# Excercise

We'll be solving below excercises learned from 1-bigram notebook,

1. train a trigram language model, i.e. take two characters as an input to predict the 3rd one. Feel free to use either counting or a neural net. Evaluate the loss; Did it improve over a bigram model?
2. split up the dataset randomly into 80% train set, 10% dev set, 10% test set. Train the bigram and trigram models only on the training set. Evaluate them on dev and test splits. What can you see?
3. use the dev set to tune the strength of smoothing (or regularization) for the trigram model - i.e. try many possibilities and see which one works best based on the dev set loss.

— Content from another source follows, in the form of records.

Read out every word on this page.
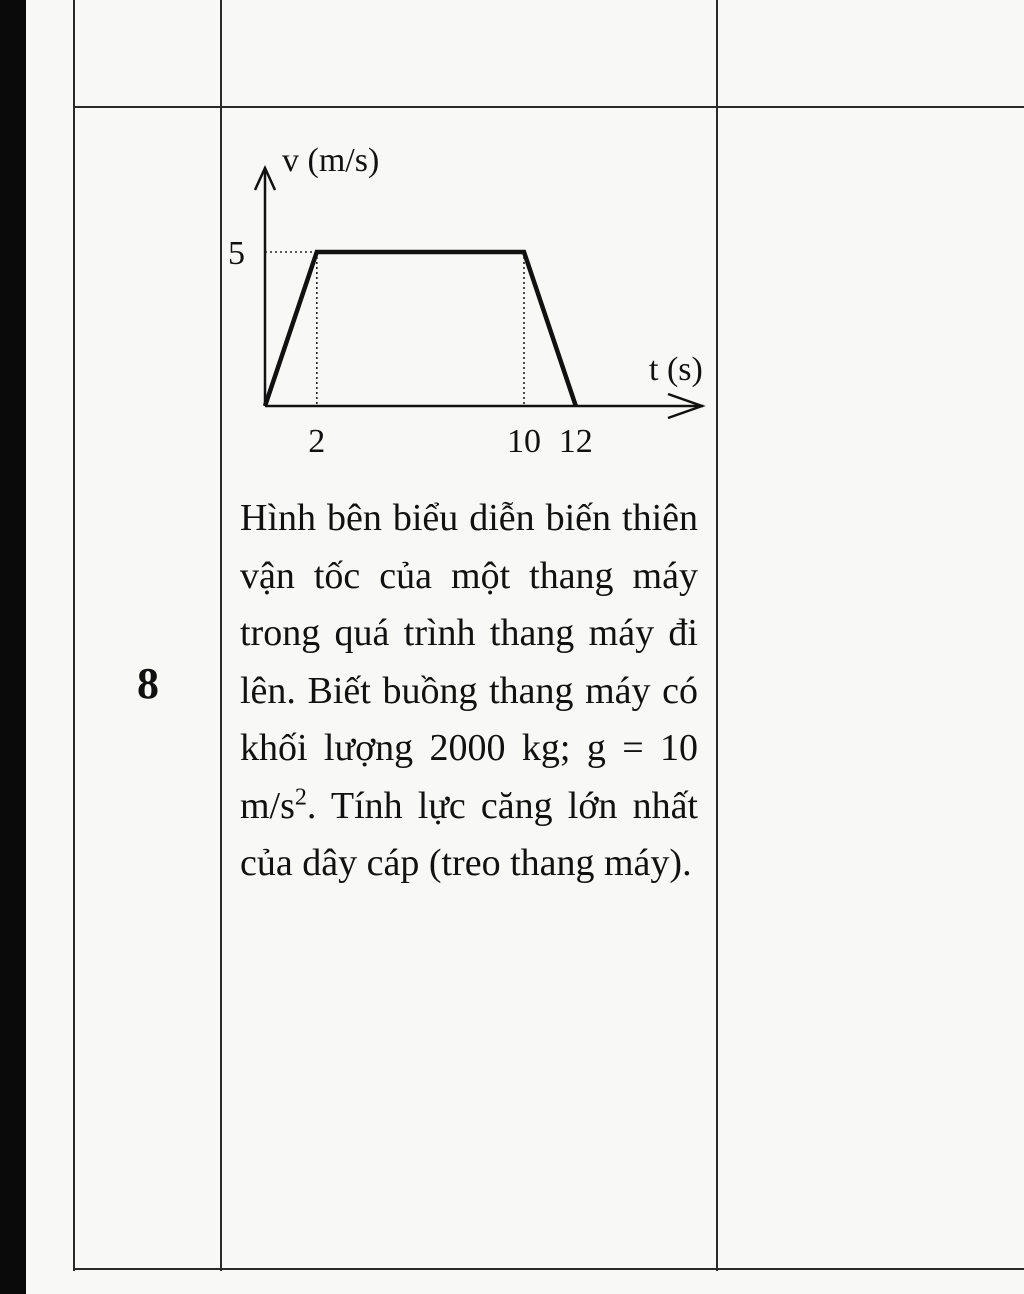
8
v (m/s)
t (s)
2	10 12
5

Hình bên biểu diễn biến thiên vận tốc của một thang máy trong quá trình thang máy đi lên. Biết buồng thang máy có khối lượng 2000 kg; g = 10 $m/s^2$. Tính lực căng lớn nhất của dây cáp (treo thang máy).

What patterns can you see in the train and dev set loss as you tune this strength? Take the best setting of the smoothing and evaluate on the test set once and at the end. How good of a loss do you achieve?
4. we saw that our 1-hot vectors merely select a row of W, so producing these vectors explicitly feels wasteful. Can you delete our use of F.one_hot in favor of simply indexing into rows of W?
5. look up and use F.cross_entropy instead. You should achieve the same result. Can you think of why we'd prefer to use F.cross_entropy instead?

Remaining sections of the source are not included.